Today, "modern" languages like C# or Java moved away from this historical constraints. But C++ is a complicated language, even for the compiler, so these advantages are still relevant somehow.

Compiler compiles one file at a time. The source file that compiler is parsing may include other files, but all those included files are "flatten" into single source during pre-compile phase, and the compiler "sees" one single code entity.

Because of the above it does not matter to the compiler if the code is in .cpp or in .h file, because the compiler does not make that distinction. But if some function definition or some variable definition is in .h file the problem ensues in link phase.

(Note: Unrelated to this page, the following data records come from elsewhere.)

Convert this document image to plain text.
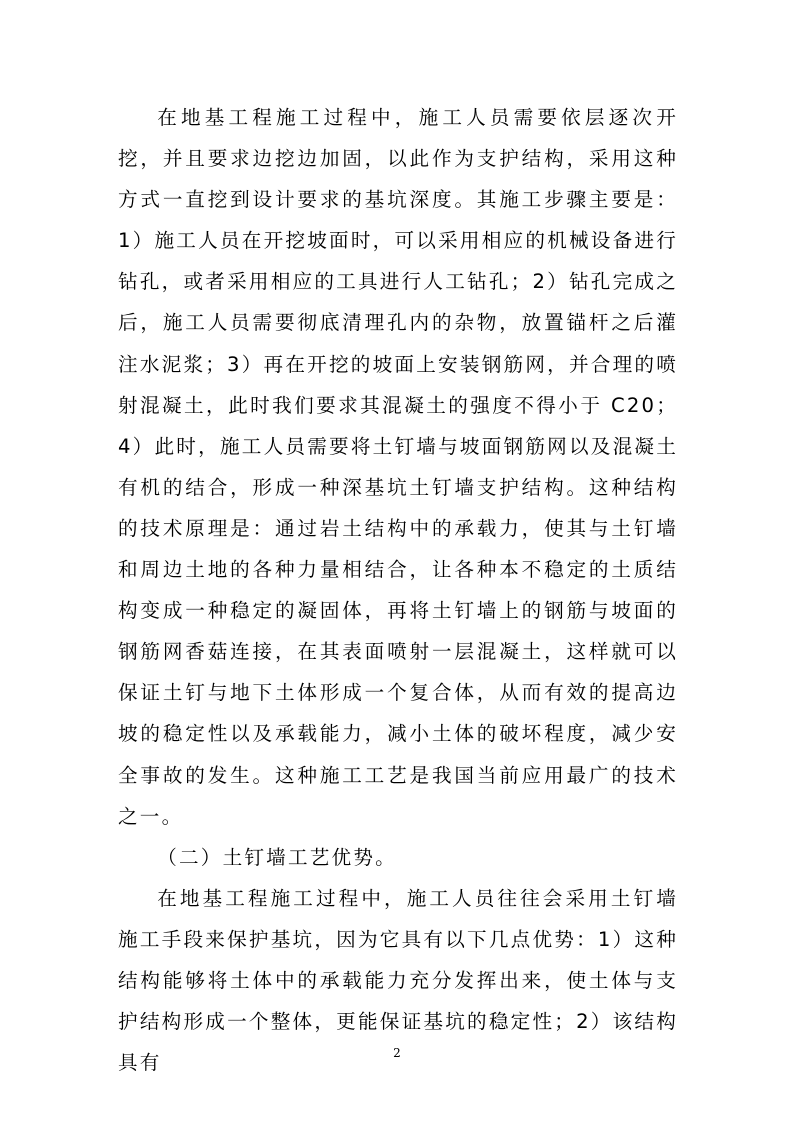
在地基工程施工过程中，施工人员需要依层逐次开挖，并且要求边挖边加固，以此作为支护结构，采用这种方式一直挖到设计要求的基坑深度。其施工步骤主要是：1）施工人员在开挖坡面时，可以采用相应的机械设备进行钻孔，或者采用相应的工具进行人工钻孔；2）钻孔完成之后，施工人员需要彻底清理孔内的杂物，放置锚杆之后灌注水泥浆；3）再在开挖的坡面上安装钢筋网，并合理的喷射混凝土，此时我们要求其混凝土的强度不得小于 C20；4）此时，施工人员需要将土钉墙与坡面钢筋网以及混凝土有机的结合，形成一种深基坑土钉墙支护结构。这种结构的技术原理是：通过岩土结构中的承载力，使其与土钉墙和周边土地的各种力量相结合，让各种本不稳定的土质结构变成一种稳定的凝固体，再将土钉墙上的钢筋与坡面的钢筋网香菇连接，在其表面喷射一层混凝土，这样就可以保证土钉与地下土体形成一个复合体，从而有效的提高边坡的稳定性以及承载能力，减小土体的破坏程度，减少安全事故的发生。这种施工工艺是我国当前应用最广的技术之一。

（二）土钉墙工艺优势。

在地基工程施工过程中，施工人员往往会采用土钉墙施工手段来保护基坑，因为它具有以下几点优势：1）这种结构能够将土体中的承载能力充分发挥出来，使土体与支护结构形成一个整体，更能保证基坑的稳定性；2）该结构具有	2
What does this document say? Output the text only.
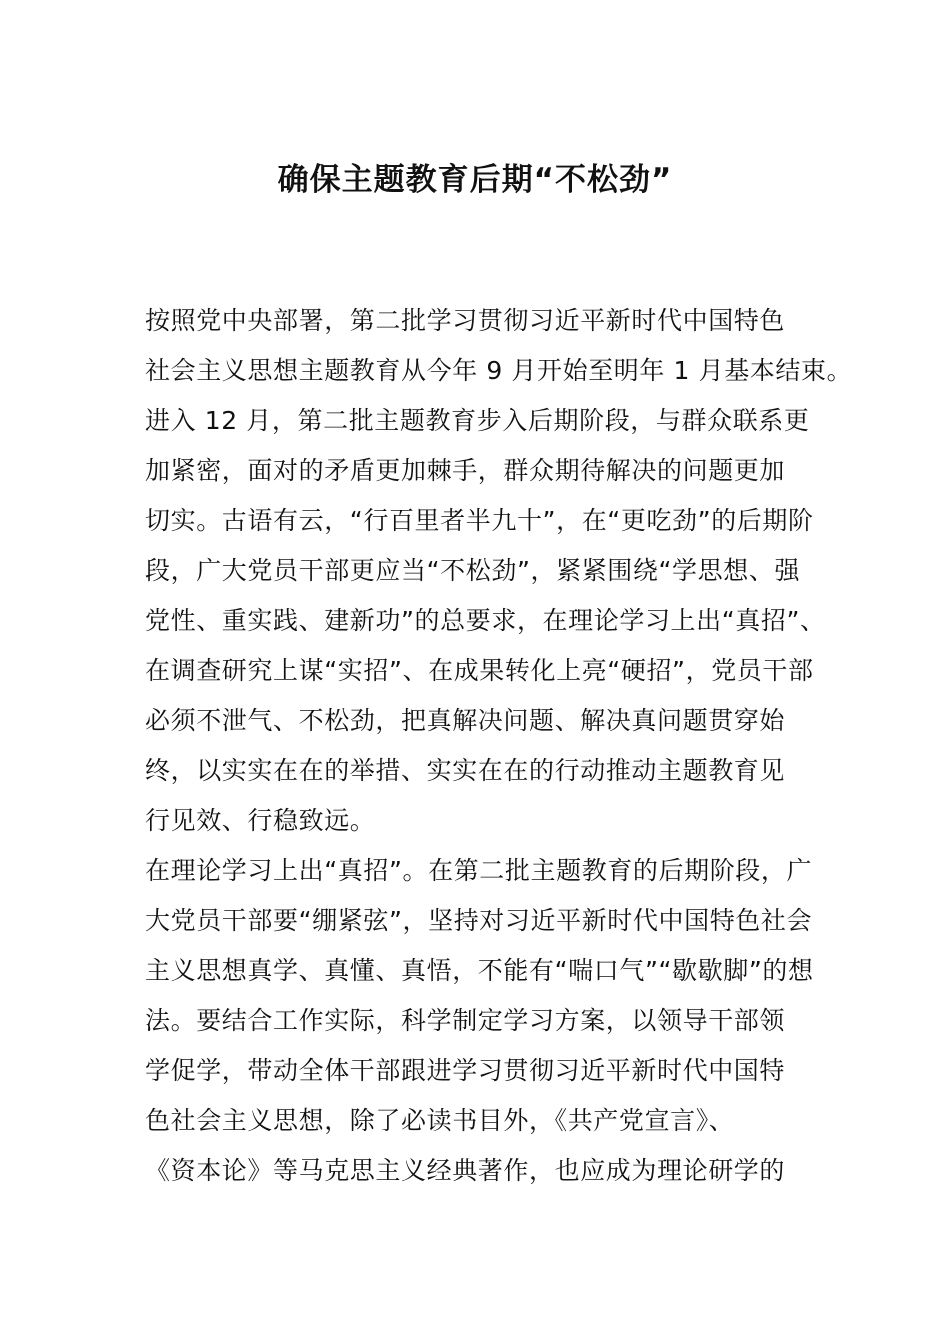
确保主题教育后期“不松劲”
按照党中央部署，第二批学习贯彻习近平新时代中国特色
社会主义思想主题教育从今年 9 月开始至明年 1 月基本结束。
进入 12 月，第二批主题教育步入后期阶段，与群众联系更
加紧密，面对的矛盾更加棘手，群众期待解决的问题更加
切实。古语有云，“行百里者半九十”，在“更吃劲”的后期阶
段，广大党员干部更应当“不松劲”，紧紧围绕“学思想、强
党性、重实践、建新功”的总要求，在理论学习上出“真招”、
在调查研究上谋“实招”、在成果转化上亮“硬招”，党员干部
必须不泄气、不松劲，把真解决问题、解决真问题贯穿始
终，以实实在在的举措、实实在在的行动推动主题教育见
行见效、行稳致远。
在理论学习上出“真招”。在第二批主题教育的后期阶段，广
大党员干部要“绷紧弦”，坚持对习近平新时代中国特色社会
主义思想真学、真懂、真悟，不能有“喘口气”“歇歇脚”的想
法。要结合工作实际，科学制定学习方案，以领导干部领
学促学，带动全体干部跟进学习贯彻习近平新时代中国特
色社会主义思想，除了必读书目外，《共产党宣言》、
《资本论》等马克思主义经典著作，也应成为理论研学的
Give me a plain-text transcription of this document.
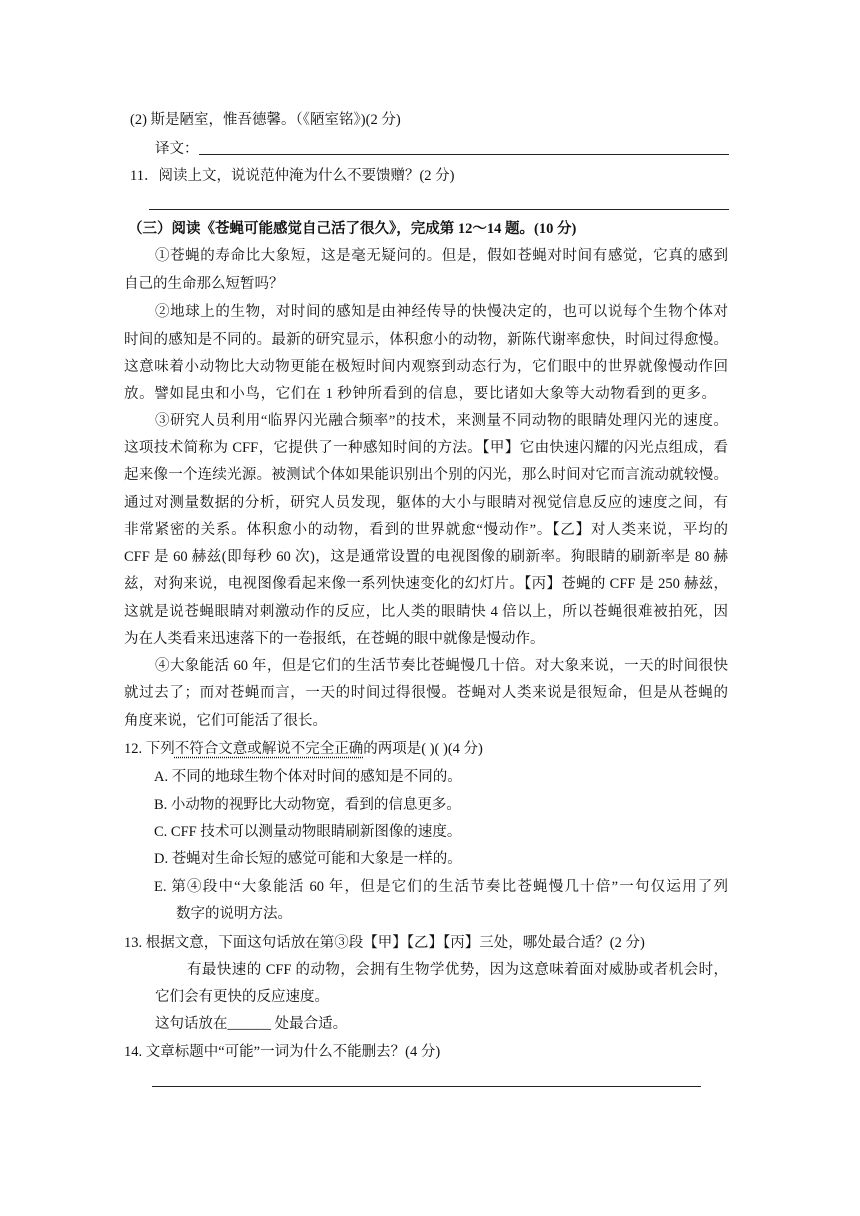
(2) 斯是陋室，惟吾德馨。（《陋室铭》)(2 分)
译文：
11．阅读上文，说说范仲淹为什么不要馈赠？(2 分)
（三）阅读《苍蝇可能感觉自己活了很久》，完成第 12～14 题。(10 分)
①苍蝇的寿命比大象短，这是毫无疑问的。但是，假如苍蝇对时间有感觉，它真的感到
自己的生命那么短暂吗？
②地球上的生物，对时间的感知是由神经传导的快慢决定的，也可以说每个生物个体对
时间的感知是不同的。最新的研究显示，体积愈小的动物，新陈代谢率愈快，时间过得愈慢。
这意味着小动物比大动物更能在极短时间内观察到动态行为，它们眼中的世界就像慢动作回
放。譬如昆虫和小鸟，它们在 1 秒钟所看到的信息，要比诸如大象等大动物看到的更多。
③研究人员利用“临界闪光融合频率”的技术，来测量不同动物的眼睛处理闪光的速度。
这项技术简称为 CFF，它提供了一种感知时间的方法。【甲】它由快速闪耀的闪光点组成，看
起来像一个连续光源。被测试个体如果能识别出个别的闪光，那么时间对它而言流动就较慢。
通过对测量数据的分析，研究人员发现，躯体的大小与眼睛对视觉信息反应的速度之间，有
非常紧密的关系。体积愈小的动物，看到的世界就愈“慢动作”。【乙】对人类来说，平均的
CFF 是 60 赫兹(即每秒 60 次)，这是通常设置的电视图像的刷新率。狗眼睛的刷新率是 80 赫
兹，对狗来说，电视图像看起来像一系列快速变化的幻灯片。【丙】苍蝇的 CFF 是 250 赫兹，
这就是说苍蝇眼睛对刺激动作的反应，比人类的眼睛快 4 倍以上，所以苍蝇很难被拍死，因
为在人类看来迅速落下的一卷报纸，在苍蝇的眼中就像是慢动作。
④大象能活 60 年，但是它们的生活节奏比苍蝇慢几十倍。对大象来说，一天的时间很快
就过去了；而对苍蝇而言，一天的时间过得很慢。苍蝇对人类来说是很短命，但是从苍蝇的
角度来说，它们可能活了很长。
12. 下列不符合文意或解说不完全正确的两项是( )( )(4 分)
A. 不同的地球生物个体对时间的感知是不同的。
B. 小动物的视野比大动物宽，看到的信息更多。
C. CFF 技术可以测量动物眼睛刷新图像的速度。
D. 苍蝇对生命长短的感觉可能和大象是一样的。
E. 第④段中“大象能活 60 年，但是它们的生活节奏比苍蝇慢几十倍”一句仅运用了列
数字的说明方法。
13. 根据文意，下面这句话放在第③段【甲】【乙】【丙】三处，哪处最合适？(2 分)
有最快速的 CFF 的动物，会拥有生物学优势，因为这意味着面对威胁或者机会时，
它们会有更快的反应速度。
这句话放在______ 处最合适。
14. 文章标题中“可能”一词为什么不能删去？(4 分)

Linker does not see source files, but it does see object files (.obj), which are the result that compiler produces. Linker is aware of every function and every variable in each object file, and linkers job is to bind (or link) them all together in a single executable. If there are several variables or functions with the same name in different object files linker is at loss of what to do with them, and it will declare an error. It is possible to force linker with an option to ignore all extra variables and functions, but that option is not to be used lightly. Two functions with the same name may actually be completely different, and ignoring one of them will lead to all sorts of errors.

Templates on the other hand are not functions at all. They are blueprints for actual functions. Nothing substantial will happen when compiler encounters a template. Only when a template is instantiated to an actual function the compiler will make such a function. Because of this templates can reside in header files just fine.